Gli hotel che fanno gola – Mentre lo sceicco Hamad bin Jassim Al-Thani pare ormai prossimo ad acquisire l’hotel “San Domenico”, altri gruppi internazionali puntano le strutture alberghiere di Taormina. Come vi avevamo anticipato il 4 febbraio scorso, nel ricco e variegato mosaico dell’ospitalità che caratterizza la località turistica jonica potrebbe presto entrare anche “Meliá Hotels International” . La prestigiosa catena di alberghi spagnola, a quanto risulta, è stata di recente impegnata in una trattativa per un noto albergo di lusso dotato di oltre 60 camere. “Meliá” puntava, almeno in questa prima fase, al placet per la gestione e avrebbe dato relativa disponibilità ad un impegno economico annuale da circa 500 mila euro, ottenendo al momento una risposta non positiva dall’attuale proprietà della struttura. La holding spagnola resta, tuttavia, “vigile” sullo scenario di Taormina e nel mirino degli spagnolo potrebbe ora entrare qualche altro albergo: in particolare un resort quattro stelle altrettanto incantevole.

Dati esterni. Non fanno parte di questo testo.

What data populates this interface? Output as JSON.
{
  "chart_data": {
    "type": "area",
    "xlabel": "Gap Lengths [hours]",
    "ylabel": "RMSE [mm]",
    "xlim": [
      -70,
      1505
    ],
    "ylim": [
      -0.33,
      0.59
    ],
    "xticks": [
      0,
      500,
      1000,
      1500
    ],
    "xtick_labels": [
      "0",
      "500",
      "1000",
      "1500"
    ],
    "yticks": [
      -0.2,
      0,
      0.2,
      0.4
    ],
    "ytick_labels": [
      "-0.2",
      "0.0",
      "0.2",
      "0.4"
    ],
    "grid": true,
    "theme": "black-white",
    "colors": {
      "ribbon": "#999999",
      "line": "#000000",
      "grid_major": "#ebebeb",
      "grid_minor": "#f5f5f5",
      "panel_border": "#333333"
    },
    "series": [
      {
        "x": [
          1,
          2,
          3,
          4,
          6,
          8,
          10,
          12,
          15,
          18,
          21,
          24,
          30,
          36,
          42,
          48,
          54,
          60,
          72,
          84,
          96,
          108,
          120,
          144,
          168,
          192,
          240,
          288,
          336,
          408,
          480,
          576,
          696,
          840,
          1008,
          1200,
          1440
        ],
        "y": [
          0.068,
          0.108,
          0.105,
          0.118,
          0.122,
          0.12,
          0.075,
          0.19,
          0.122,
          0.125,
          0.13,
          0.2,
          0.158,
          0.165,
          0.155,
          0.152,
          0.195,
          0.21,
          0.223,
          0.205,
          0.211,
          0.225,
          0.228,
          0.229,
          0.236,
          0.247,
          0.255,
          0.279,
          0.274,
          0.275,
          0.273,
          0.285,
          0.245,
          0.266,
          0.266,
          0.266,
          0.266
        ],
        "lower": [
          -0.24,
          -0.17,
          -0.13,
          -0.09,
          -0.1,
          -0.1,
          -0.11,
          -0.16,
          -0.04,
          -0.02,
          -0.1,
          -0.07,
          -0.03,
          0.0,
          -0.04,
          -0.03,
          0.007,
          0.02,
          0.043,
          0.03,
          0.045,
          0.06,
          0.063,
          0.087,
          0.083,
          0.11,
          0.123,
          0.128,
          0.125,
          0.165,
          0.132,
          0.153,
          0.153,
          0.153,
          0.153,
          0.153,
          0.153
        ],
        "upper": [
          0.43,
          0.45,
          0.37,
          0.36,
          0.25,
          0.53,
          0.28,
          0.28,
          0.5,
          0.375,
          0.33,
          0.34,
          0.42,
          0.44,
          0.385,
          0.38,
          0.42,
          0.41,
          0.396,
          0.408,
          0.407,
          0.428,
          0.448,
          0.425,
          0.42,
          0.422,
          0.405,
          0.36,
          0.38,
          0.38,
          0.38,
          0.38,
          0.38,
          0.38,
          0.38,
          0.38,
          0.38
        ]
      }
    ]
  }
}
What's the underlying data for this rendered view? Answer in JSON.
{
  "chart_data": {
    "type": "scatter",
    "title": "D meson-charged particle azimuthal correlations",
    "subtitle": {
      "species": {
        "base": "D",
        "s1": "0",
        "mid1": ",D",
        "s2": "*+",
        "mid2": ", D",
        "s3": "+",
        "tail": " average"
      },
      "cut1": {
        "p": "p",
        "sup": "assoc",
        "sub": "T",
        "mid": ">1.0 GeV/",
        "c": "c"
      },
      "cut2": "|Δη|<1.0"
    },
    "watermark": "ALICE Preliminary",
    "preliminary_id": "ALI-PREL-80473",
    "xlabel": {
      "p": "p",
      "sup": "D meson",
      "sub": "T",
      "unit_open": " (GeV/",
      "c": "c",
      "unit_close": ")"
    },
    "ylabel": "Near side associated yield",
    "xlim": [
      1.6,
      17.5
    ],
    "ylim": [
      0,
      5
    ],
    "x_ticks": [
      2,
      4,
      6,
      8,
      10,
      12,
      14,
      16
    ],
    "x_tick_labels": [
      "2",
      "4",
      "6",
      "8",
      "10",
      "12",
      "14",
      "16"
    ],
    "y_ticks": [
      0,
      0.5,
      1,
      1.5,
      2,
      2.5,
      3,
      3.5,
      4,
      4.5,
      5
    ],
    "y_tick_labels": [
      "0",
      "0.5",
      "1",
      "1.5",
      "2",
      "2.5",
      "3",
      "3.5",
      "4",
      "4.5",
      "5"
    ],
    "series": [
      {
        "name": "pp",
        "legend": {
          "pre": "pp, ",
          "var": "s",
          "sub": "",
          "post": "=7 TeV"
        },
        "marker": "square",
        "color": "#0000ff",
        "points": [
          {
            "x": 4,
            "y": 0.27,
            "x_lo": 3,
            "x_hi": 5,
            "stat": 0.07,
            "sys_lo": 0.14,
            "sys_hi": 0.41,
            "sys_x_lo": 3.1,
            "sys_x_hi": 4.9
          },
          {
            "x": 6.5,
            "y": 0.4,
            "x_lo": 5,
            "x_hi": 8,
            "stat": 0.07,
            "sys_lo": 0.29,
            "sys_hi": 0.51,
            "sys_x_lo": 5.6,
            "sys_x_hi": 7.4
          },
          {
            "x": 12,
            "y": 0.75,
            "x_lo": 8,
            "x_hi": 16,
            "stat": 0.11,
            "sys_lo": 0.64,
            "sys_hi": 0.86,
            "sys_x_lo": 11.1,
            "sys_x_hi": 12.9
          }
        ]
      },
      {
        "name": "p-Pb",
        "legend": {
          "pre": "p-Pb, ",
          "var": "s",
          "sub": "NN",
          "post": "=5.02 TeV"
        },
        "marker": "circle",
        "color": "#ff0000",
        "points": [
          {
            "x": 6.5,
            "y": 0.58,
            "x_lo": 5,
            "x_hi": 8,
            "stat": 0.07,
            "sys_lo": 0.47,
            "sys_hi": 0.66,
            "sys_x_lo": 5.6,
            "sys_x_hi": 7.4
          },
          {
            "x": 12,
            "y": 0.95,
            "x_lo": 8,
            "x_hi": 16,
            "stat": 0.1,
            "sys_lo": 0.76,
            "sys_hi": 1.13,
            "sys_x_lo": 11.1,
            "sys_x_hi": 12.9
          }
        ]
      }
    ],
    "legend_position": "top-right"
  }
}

La storia – “Meliá Hotels International” fu fondata nel 1956 da Gabriel Escarrer Juliá a Palma di Maiorca ed è uno dei principali operatori mondiali di resort, nonché la tredicesima catena alberghiera più grande del mondo, con più di 350 alberghi in 35 Paesi. Il gruppo iberico un portafoglio la cui capacità raggiunge le 87 mila camere. La società opera in quattro differenti continenti con i brand: Gran Meliá, Meliá, ME, Innside, Sol e Paradisu e Tryp by Wyndham. A Taormina è già presente da qualche tempo un’altra ricca ed apprezzata catena alberghiera spagnola, la “Nh”, dalla quale prende oggi nome l’omonimo quattro stelle “Nh Hotel” sito sulla Circonvallazione, l’ormai ex “Imperiale”.